# PaintScope ... anyone use?



## Repaint Florida (May 31, 2012)

has anyone used or heard of paintscope? 

http://www.paintscope.com/index.php/page/about


----------



## Bender (Aug 10, 2008)

I do the same thing with google maps. Its pretty accurate too.


----------



## Hines Painting (Jun 22, 2013)

Interesting....whats the cost?



Bender-how do you do it with google maps?


Sent from my RM-820_nam_att_100 using Tapatalk


----------



## Bender (Aug 10, 2008)

Like this.


----------



## Repaint Florida (May 31, 2012)

http://paintscope.com/#tab-simple
maybe this link will work


----------



## Savdog01 (Aug 28, 2012)

Hines,

You can't use the new google maps for this feature. Heres you a link for it though with directions.
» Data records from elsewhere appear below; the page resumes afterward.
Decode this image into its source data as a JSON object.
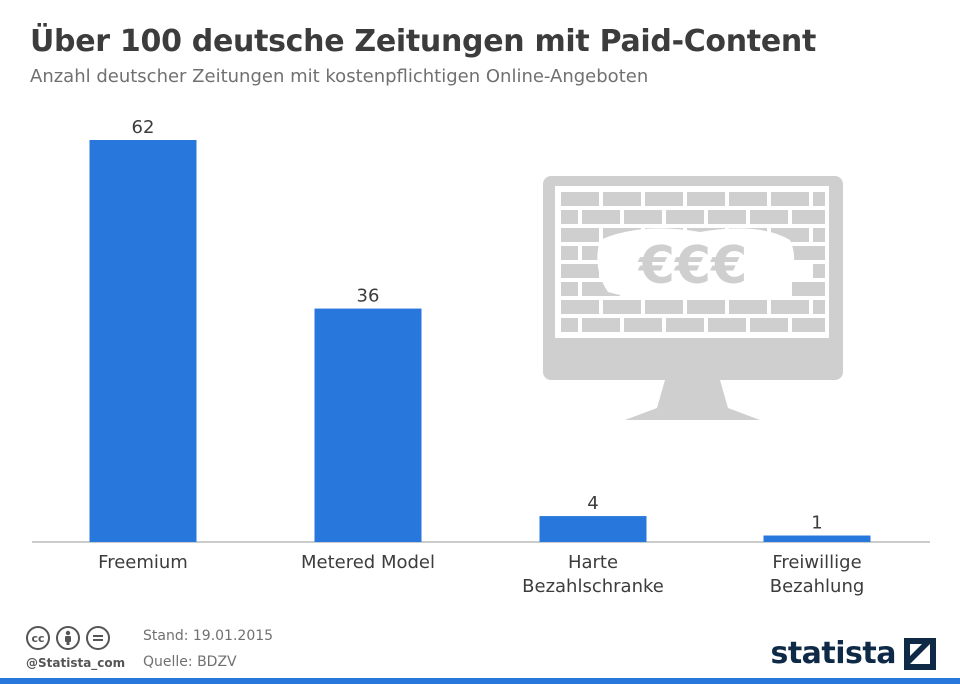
{
  "header": {
    "title": "Über 100 deutsche Zeitungen mit Paid-Content",
    "subtitle": "Anzahl deutscher Zeitungen mit kostenpflichtigen Online-Angeboten"
  },
  "chart_data": {
    "type": "bar",
    "categories": [
      "Freemium",
      "Metered Model",
      "Harte Bezahlschranke",
      "Freiwillige Bezahlung"
    ],
    "category_lines": [
      [
        "Freemium"
      ],
      [
        "Metered Model"
      ],
      [
        "Harte",
        "Bezahlschranke"
      ],
      [
        "Freiwillige",
        "Bezahlung"
      ]
    ],
    "values": [
      62,
      36,
      4,
      1
    ],
    "ylim": [
      0,
      62
    ],
    "bar_color": "#2877dd",
    "grid": false,
    "data_labels": true
  },
  "illustration": {
    "icon": "monitor-paywall-icon",
    "currency_text": "€€€",
    "color": "#cfcfcf"
  },
  "footer": {
    "license_icons": [
      "cc-icon",
      "by-icon",
      "nd-icon"
    ],
    "cc_text": "cc",
    "handle": "@Statista_com",
    "stand": "Stand: 19.01.2015",
    "quelle": "Quelle: BDZV",
    "brand": "statista",
    "brand_color": "#0e2a47"
  }
}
https://support.google.com/maps/answer/3045828?hl=en

then to measure

https://support.google.com/maps/answer/1628031?hl=en

Hope this helps.


----------



## SwatchDeck (Mar 15, 2014)

Seems like a very cool idea for getting measurements of a surface, especially for roofs and gutters. But nothing replaces the actual site walk. A walking measure wheel, a laser measuring device, and spreadsheet seem like a good solution as well. I would rather be 90% accurate, than a third party telling me they are 95% accurate. What happens when that 5% costs you thousands? Who pays then?


Brad Bolinger
Painting Oregon Inc.
SwatchDeckapp.com


----------



## richmondpainting (Feb 24, 2012)

this really wouldn't help me but I use "eagle view" for all my roof quotes... $18 and I know the square footage...if i get the job I can order another report and it will tell me how much cap..ridge vent... every thing I need....

Great tool....


----------



## Hines Painting (Jun 22, 2013)

I just like the idea of having all that info in my bid packet. Makes it super professional looking, in my opinion.


----------